Read More: World’s Smallest Dinosaur May Actually Be an Ancient Lizard

What Did Ancient Skinks Eat?

Thorn says that these ancient skinks probably ate tough plant matter, similar to shinglebacks and desert tortoises. They would have fit a similar niche to the latter, as a slow-moving desert herbivore. The fossil evidence hasn’t yet revealed what ate them in turn, but Thorn says their spines would likely have dissuaded many predators.

“This animal is just out and proud and not really worrying about it,” she says.

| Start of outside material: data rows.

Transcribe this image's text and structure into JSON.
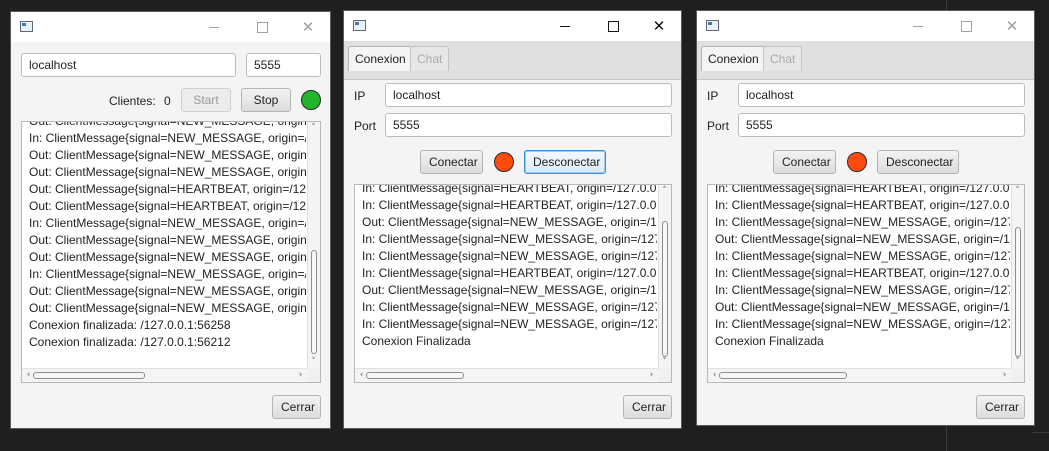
{
  "colors": {
    "status_green": "#22b52b",
    "status_red": "#ff4a0d"
  },
  "server_window": {
    "title_icon": "app-window-icon",
    "host": "localhost",
    "port": "5555",
    "clients_label": "Clientes:",
    "clients_count": "0",
    "start_label": "Start",
    "stop_label": "Stop",
    "status_color": "green",
    "log": [
      "Out: ClientMessage{signal=NEW_MESSAGE, origin=/",
      "In: ClientMessage{signal=NEW_MESSAGE, origin=/12",
      "Out: ClientMessage{signal=NEW_MESSAGE, origin=/",
      "Out: ClientMessage{signal=NEW_MESSAGE, origin=/",
      "Out: ClientMessage{signal=HEARTBEAT, origin=/127",
      "Out: ClientMessage{signal=HEARTBEAT, origin=/127",
      "In: ClientMessage{signal=NEW_MESSAGE, origin=/12",
      "Out: ClientMessage{signal=NEW_MESSAGE, origin=/",
      "Out: ClientMessage{signal=NEW_MESSAGE, origin=/",
      "In: ClientMessage{signal=NEW_MESSAGE, origin=/12",
      "Out: ClientMessage{signal=NEW_MESSAGE, origin=/",
      "Out: ClientMessage{signal=NEW_MESSAGE, origin=/",
      "Conexion finalizada: /127.0.0.1:56258",
      "Conexion finalizada: /127.0.0.1:56212"
    ],
    "close_label": "Cerrar"
  },
  "client_window_1": {
    "tabs": [
      "Conexion",
      "Chat"
    ],
    "ip_label": "IP",
    "ip_value": "localhost",
    "port_label": "Port",
    "port_value": "5555",
    "connect_label": "Conectar",
    "disconnect_label": "Desconectar",
    "status_color": "red",
    "log": [
      "In: ClientMessage{signal=HEARTBEAT, origin=/127.0.0.1:",
      "In: ClientMessage{signal=HEARTBEAT, origin=/127.0.0.1:",
      "Out: ClientMessage{signal=NEW_MESSAGE, origin=/127",
      "In: ClientMessage{signal=NEW_MESSAGE, origin=/127.0",
      "In: ClientMessage{signal=NEW_MESSAGE, origin=/127.0",
      "In: ClientMessage{signal=HEARTBEAT, origin=/127.0.0.1:",
      "Out: ClientMessage{signal=NEW_MESSAGE, origin=/127",
      "In: ClientMessage{signal=NEW_MESSAGE, origin=/127.0",
      "In: ClientMessage{signal=NEW_MESSAGE, origin=/127.0",
      "Conexion Finalizada"
    ],
    "close_label": "Cerrar"
  },
  "client_window_2": {
    "tabs": [
      "Conexion",
      "Chat"
    ],
    "ip_label": "IP",
    "ip_value": "localhost",
    "port_label": "Port",
    "port_value": "5555",
    "connect_label": "Conectar",
    "disconnect_label": "Desconectar",
    "status_color": "red",
    "log": [
      "In: ClientMessage{signal=HEARTBEAT, origin=/127.0.0.1:",
      "In: ClientMessage{signal=HEARTBEAT, origin=/127.0.0.1:",
      "In: ClientMessage{signal=NEW_MESSAGE, origin=/127.0",
      "Out: ClientMessage{signal=NEW_MESSAGE, origin=/127",
      "In: ClientMessage{signal=NEW_MESSAGE, origin=/127.0",
      "In: ClientMessage{signal=HEARTBEAT, origin=/127.0.0.1:",
      "In: ClientMessage{signal=NEW_MESSAGE, origin=/127.0",
      "Out: ClientMessage{signal=NEW_MESSAGE, origin=/127",
      "In: ClientMessage{signal=NEW_MESSAGE, origin=/127.0",
      "Conexion Finalizada"
    ],
    "close_label": "Cerrar"
  }
}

It’s possible that extremely large Tasmanian devils, which were still present on the Australian mainland around this time, might have gone for them. Giant eagles are another possible predator. Today, Thorn says, birds of prey will sometimes flip shinglebacks over and peel off the relatively softer scales from their bellies to get at flesh.

“The marsupial lion might have had a stab at it,” she adds. Any one of these predators might have long ago dragged the skinks into the Wellington Caves, where the fossils were found.

Skink Extinction

The oldest fossils of T. frangens date to about 1 million years ago, in a part of the Wellington system called the Big Sink. The most recent fossils yet found date to around 47,000 years ago in the same system — a date that matches pretty well with the supposed extinction dates of many of Australia’s largest animals.

Species like the marsupial lion, the giant eagle and the Megalania also blinked out of the fossil record around this time. Paleontologists still debate exactly why this happened, as around that time two major things happened in Australia: The climate changed a lot and humans arrived for the first time on the continent.

For Thorn, both factors probably played are role in this mass extinction. “[The skink]’s gone extinct at the same time as the rest of Australia’s megafauna,” she says. “It affected the whole ecosystem, not just the really big herbivore/carnivore mammals.”